Изопропиловый спирт.
Серная кислота 0,08 н (2,2 мл концентрированной Н2SO4 на 1 л воды).
Едкое кали 6,25 моль / л: 17,8 г КОH растворяют в 50 мл воды.
Уксусная кислота, 50 г / л.
Йодная кислота: растворяют 0,6 г HIO 4 . 2 Н2О (перйодная кислота) в 100 мл 5% уксусной кислоты.
Аммония ацетат 2 моль / л: растворяют 154 г ацетата аммония в воде, объем доводят до 1 л.
Ацетилацетоновый реактив: 1,5 мл ацетилацетона разводят раствором уксуснокислого аммония до суммарного объема 200 мл.
Калибровочный раствор треолеина, 2 ммоль / л. содержит 170 мг триолеина в 100 мл изопропилового спирта.
Ход определения:
К 0,5 мл сыворотки или плазмы добавляют 2 мл гептана, 3,5 мл изопропилового спирта и 1 мл 0,08 н. серной кислоты, перемешивают и через 5 мин центрифугируют.
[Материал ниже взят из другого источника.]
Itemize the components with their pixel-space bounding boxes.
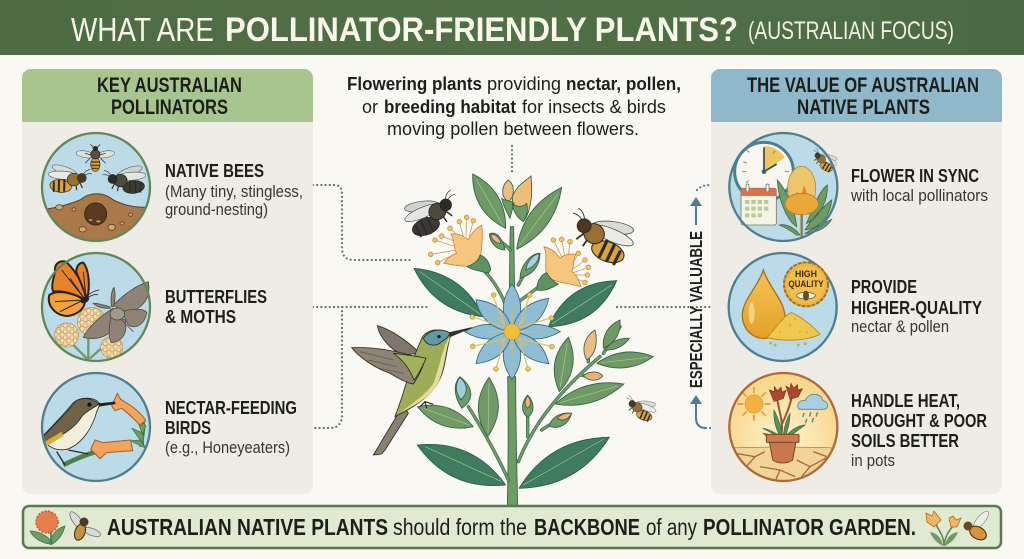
text: native bees: NATIVE BEES [165, 160, 264, 181]
panel header: pollinators: KEY AUSTRALIAN [97, 74, 242, 97]
title banner [0, 0, 1024, 55]
panel header: value: NATIVE PLANTS [797, 96, 930, 119]
top-view bee [76, 145, 115, 171]
definition text: providing [487, 74, 561, 94]
text: butterflies and moths [165, 286, 267, 327]
panel header: pollinators [22, 69, 313, 122]
banksia [777, 166, 832, 237]
rain cloud [798, 394, 828, 423]
text: handle heat, drought and poor soils: DROUGHT & POOR [851, 410, 987, 431]
text: nectar-feeding birds: (e.g., Honeyeaters) [165, 438, 290, 457]
calendar [741, 184, 776, 225]
icon: native bees circle [37, 133, 157, 247]
definition text [347, 74, 681, 139]
text: butterflies and moths: & MOTHS [165, 306, 236, 327]
badge: high quality [784, 262, 828, 306]
icon: nectar-feeding bird circle [42, 373, 150, 481]
banner text [107, 514, 916, 540]
text: nectar-feeding birds: NECTAR-FEEDING [165, 397, 297, 418]
text: flower in sync: FLOWER IN SYNC [851, 165, 979, 186]
definition text: nectar, pollen, [566, 74, 681, 94]
icon: hummingbird [352, 326, 472, 455]
especially valuable arrow label: ESPECIALLY VALUABLE [686, 231, 706, 388]
badge: high quality: QUALITY [788, 279, 824, 289]
stems [468, 227, 620, 507]
central plant illustration [352, 174, 661, 507]
moth [83, 282, 149, 343]
yellow flower left [428, 215, 491, 273]
text: nectar-feeding birds [165, 397, 297, 457]
text: higher-quality nectar and pollen: nectar & pollen [851, 317, 949, 336]
clock [735, 142, 793, 201]
kangaroo paw plant [763, 383, 805, 438]
banner text: of any [646, 514, 697, 540]
title banner: (AUSTRALIAN FOCUS) [748, 17, 954, 45]
text: higher-quality nectar and pollen: PROVIDE [851, 276, 917, 297]
badge: high quality: HIGH [795, 269, 817, 279]
icon: small bee [620, 388, 661, 426]
leaves [414, 174, 653, 488]
title banner: WHAT ARE [71, 11, 214, 48]
icon: potted plant in drought circle [727, 373, 840, 487]
text: handle heat, drought and poor soils: SOILS BETTER [851, 430, 959, 451]
text: nectar-feeding birds: BIRDS [165, 417, 211, 438]
text: higher-quality nectar and pollen: HIGHER-QUALITY [851, 297, 983, 318]
icon: banner flower left [30, 511, 65, 545]
terracotta pot [766, 434, 799, 463]
text: native bees: ground-nesting) [165, 200, 268, 219]
definition text: moving pollen between flowers. [387, 119, 639, 139]
text: handle heat, drought and poor soils: HANDLE HEAT, [851, 390, 960, 411]
text: handle heat, drought and poor soils: in pots [851, 451, 895, 470]
text: butterflies and moths: BUTTERFLIES [165, 286, 267, 307]
text: flower in sync: with local pollinators [850, 186, 988, 205]
dotted connectors [313, 146, 711, 428]
icon: banner bee right [964, 509, 991, 543]
banner text: should form the [393, 514, 527, 540]
text: native bees [165, 160, 303, 219]
definition text: breeding habitat [384, 97, 516, 117]
text: handle heat, drought and poor soils [851, 390, 987, 470]
icon: butterflies and moths circle [42, 253, 150, 361]
blue central flower [465, 284, 560, 379]
definition text: Flowering plants [347, 74, 482, 94]
title banner: POLLINATOR-FRIENDLY PLANTS? [225, 11, 738, 49]
sun [737, 387, 771, 421]
banner text: POLLINATOR GARDEN. [703, 514, 916, 540]
icon: banner flowers right [926, 511, 961, 546]
text: native bees: (Many tiny, stingless, [165, 182, 303, 201]
text: higher-quality nectar and pollen [851, 276, 983, 336]
buds [455, 176, 603, 427]
definition text: or [362, 97, 378, 117]
panel: value of Australian native plants [711, 69, 1002, 494]
especially valuable arrow label [686, 185, 712, 428]
panel header: value [711, 69, 1002, 122]
panel: key Australian pollinators [22, 69, 313, 494]
yellow flower right [537, 237, 591, 290]
butterfly [49, 261, 99, 316]
banner text: BACKBONE [534, 514, 640, 540]
icon: clock, calendar and banksia circle [729, 133, 842, 241]
definition text: for insects & birds [522, 97, 666, 117]
banner text: AUSTRALIAN NATIVE PLANTS [107, 514, 388, 540]
bottom takeaway banner [23, 506, 1001, 548]
text: flower in sync [850, 165, 988, 205]
icon: banner bee left [67, 510, 102, 542]
icon: honey bee large [559, 192, 645, 274]
icon: dark bee [395, 177, 467, 245]
panel header: pollinators: POLLINATORS [111, 96, 228, 119]
icon: nectar drop and pollen circle [729, 253, 837, 361]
Из верхнего (гептанового) слоя отбирают 0,4 мл, добавляют 2 мл изопропилового спирта и 1 каплю 6, 25 н. КОН. Перемешивают, нагревают на водяной бане 10 мин при 70 град.С. После охлаждения добавляют 0,2 мл перйодатного реактива и 1 мл ацетил ацетонового реактива, после перемешивания вновь нагревают 10 мин при 70 градусах С. Развивается желто - зеленое окрашивание, интенсивность которого измеряют при длине волны 425 нм в кюветах с длиной оптического пути 0,5 см против холостой пробы, которую ставят так же, как и опытную, но вместо исследуемого материала берут 0,5 мл воды.
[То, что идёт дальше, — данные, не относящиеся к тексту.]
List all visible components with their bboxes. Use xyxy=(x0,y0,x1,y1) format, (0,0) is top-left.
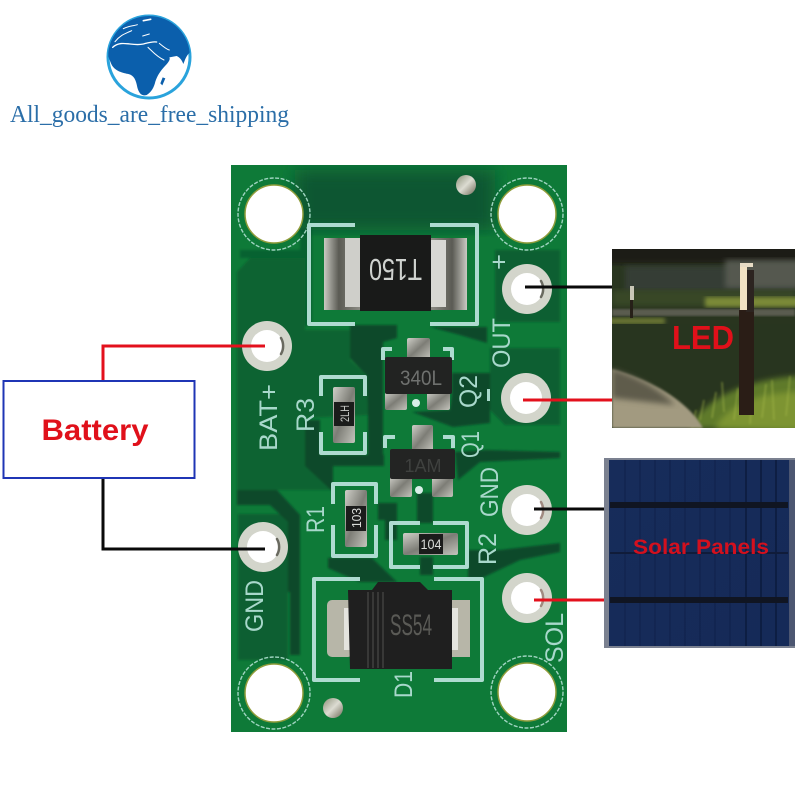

Калибровочную пробу ставят так же, как и опытную, но вместо сыворотки или плазмы берут 0,5 мл калибровочного раствора и 0,5 мл воды: развивающаяся окраска соответствует окраске опытной пробы, в которую взята плазма с содержанием триглицеридов 2 ммоль / л.
Нормальные величины триглицеридов в плазме крови считают 0,55- 1,65 ммоль / л (50 – 150 мг в 100 мл).
Наибольшее значение имеет определение триглицеридов для типирования гиперлипидемий, а также повышенное содержание триглицеридов отмечается при нефротическом синдроме, гипотиреозе.